1. Sign in to /admin as an actor with workspace scope and open /admin/reviews/workspace.
2. Confirm only entitled tenants appear and that package readiness is shown as information, not as a second competing row action.
3. Confirm the workspace exposes calm management-ready cues built from current review truth, including current evidence basis and current recommended next action.
4. Open a released review and confirm the detail surface owns the package summary and exposes the current package action without showing operator-only export actions.
5. Confirm the package path reuses current review-pack truth and does not trigger generation or a new OperationRun when supporting artifacts are missing.
6. Confirm accepted-risk entries stay distinct from governance-decision follow-up entries, remain bounded to current governance truth, and do not read like a broader decision inbox.
7. Drill into supporting proof where entitled and confirm raw payloads and support-only diagnostics remain secondary.
8. Attempt an out-of-scope tenant or review target and confirm the response remains not found without leaking package, review, or artifact presence.

Notes

• This is a preparation-only package. No application implementation or validation results belong in this planning artifact yet.
• Filament remains v5 on Livewire v4.
• Provider registration remains in ../../apps/platform/bootstrap/providers.php with no change expected.

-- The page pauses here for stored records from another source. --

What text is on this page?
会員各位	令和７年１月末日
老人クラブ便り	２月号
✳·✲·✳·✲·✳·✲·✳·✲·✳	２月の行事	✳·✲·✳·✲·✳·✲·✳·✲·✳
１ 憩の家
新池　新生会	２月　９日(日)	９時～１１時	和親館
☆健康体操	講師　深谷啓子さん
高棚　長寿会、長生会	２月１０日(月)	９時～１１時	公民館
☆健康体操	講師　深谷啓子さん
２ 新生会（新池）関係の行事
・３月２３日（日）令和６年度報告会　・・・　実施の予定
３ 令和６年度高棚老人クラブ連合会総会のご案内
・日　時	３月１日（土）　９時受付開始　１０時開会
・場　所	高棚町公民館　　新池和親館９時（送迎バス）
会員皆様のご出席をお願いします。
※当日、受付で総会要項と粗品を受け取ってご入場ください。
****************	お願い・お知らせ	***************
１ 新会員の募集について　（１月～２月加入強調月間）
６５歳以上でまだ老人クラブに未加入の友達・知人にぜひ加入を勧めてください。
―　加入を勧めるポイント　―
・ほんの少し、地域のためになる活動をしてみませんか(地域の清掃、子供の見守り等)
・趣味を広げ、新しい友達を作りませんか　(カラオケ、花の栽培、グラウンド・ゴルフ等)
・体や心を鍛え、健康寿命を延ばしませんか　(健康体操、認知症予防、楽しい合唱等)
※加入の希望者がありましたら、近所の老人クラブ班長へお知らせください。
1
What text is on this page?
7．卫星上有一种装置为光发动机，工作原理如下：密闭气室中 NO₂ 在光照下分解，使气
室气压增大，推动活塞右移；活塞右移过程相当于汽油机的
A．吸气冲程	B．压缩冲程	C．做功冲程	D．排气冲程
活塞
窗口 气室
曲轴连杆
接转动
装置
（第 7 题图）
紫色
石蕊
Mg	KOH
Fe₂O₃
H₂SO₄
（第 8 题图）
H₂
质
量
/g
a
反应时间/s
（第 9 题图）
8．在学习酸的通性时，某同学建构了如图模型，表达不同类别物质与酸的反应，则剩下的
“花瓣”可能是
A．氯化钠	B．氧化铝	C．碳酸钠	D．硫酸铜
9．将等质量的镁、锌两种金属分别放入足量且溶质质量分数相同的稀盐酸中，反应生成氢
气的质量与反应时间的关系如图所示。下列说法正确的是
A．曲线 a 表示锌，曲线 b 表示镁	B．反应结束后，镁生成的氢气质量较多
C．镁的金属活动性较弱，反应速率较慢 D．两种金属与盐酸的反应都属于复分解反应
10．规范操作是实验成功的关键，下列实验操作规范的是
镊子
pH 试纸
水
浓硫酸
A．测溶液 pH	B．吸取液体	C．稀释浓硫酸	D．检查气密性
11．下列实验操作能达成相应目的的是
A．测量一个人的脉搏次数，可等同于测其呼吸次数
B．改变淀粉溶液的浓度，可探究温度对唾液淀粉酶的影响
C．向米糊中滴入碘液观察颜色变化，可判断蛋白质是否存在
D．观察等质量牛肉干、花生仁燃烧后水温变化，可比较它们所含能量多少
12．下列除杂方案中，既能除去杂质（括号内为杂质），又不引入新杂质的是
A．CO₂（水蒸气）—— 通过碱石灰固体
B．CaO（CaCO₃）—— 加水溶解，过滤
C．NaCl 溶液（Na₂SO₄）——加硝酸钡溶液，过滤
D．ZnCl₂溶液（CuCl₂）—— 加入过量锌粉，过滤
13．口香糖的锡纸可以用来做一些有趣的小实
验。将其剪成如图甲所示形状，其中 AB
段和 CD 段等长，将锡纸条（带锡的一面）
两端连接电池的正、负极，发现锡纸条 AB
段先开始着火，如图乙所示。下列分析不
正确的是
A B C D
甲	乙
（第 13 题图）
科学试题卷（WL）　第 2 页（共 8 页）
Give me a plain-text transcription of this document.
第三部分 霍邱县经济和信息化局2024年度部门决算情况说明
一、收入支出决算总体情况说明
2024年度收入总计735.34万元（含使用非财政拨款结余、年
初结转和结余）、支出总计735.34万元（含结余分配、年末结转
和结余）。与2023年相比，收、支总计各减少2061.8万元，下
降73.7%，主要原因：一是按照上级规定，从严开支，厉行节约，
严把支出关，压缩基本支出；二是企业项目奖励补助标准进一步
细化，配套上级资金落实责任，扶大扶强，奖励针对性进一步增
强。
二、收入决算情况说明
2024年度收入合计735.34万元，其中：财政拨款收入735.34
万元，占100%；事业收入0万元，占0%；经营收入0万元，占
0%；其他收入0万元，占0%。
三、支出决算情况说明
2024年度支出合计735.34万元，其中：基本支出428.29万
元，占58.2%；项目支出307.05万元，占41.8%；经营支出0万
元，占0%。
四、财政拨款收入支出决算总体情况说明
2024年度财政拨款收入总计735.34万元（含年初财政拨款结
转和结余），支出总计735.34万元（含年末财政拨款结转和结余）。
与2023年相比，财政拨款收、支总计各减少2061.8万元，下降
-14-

• ../../apps/platform/app/Filament/Resources/TenantReviewResource.php, ../../apps/platform/app/Filament/Resources/ReviewPackResource.php, and ../../apps/platform/app/Filament/Resources/EvidenceSnapshotResource.php remain globally disabled; this slice does not change their search posture.
• No destructive, remediation, publication, generation, or provider-changing action belongs on the management-ready package path.
• No branding, profile-variant, or client-specific layout system belongs in v1; Download governance package remains neutral framing over the current export review pack only.
• No new Filament assets are expected. If later implementation unexpectedly registers assets, deployment still requires cd apps/platform && php artisan filament:assets, but this package does not plan such a change.
• The plan assumes current review-pack reuse is the default delivery seam. If implementation proves that no current pack exists for an otherwise eligible released review, the correct v1 behavior is an explicit unavailable or partial state, not a new generation workflow.
• Stored reports stay subordinate source truth. If no current entitled viewer seam exists, the package should stop at truthful evidence-basis disclosure rather than inventing a new route.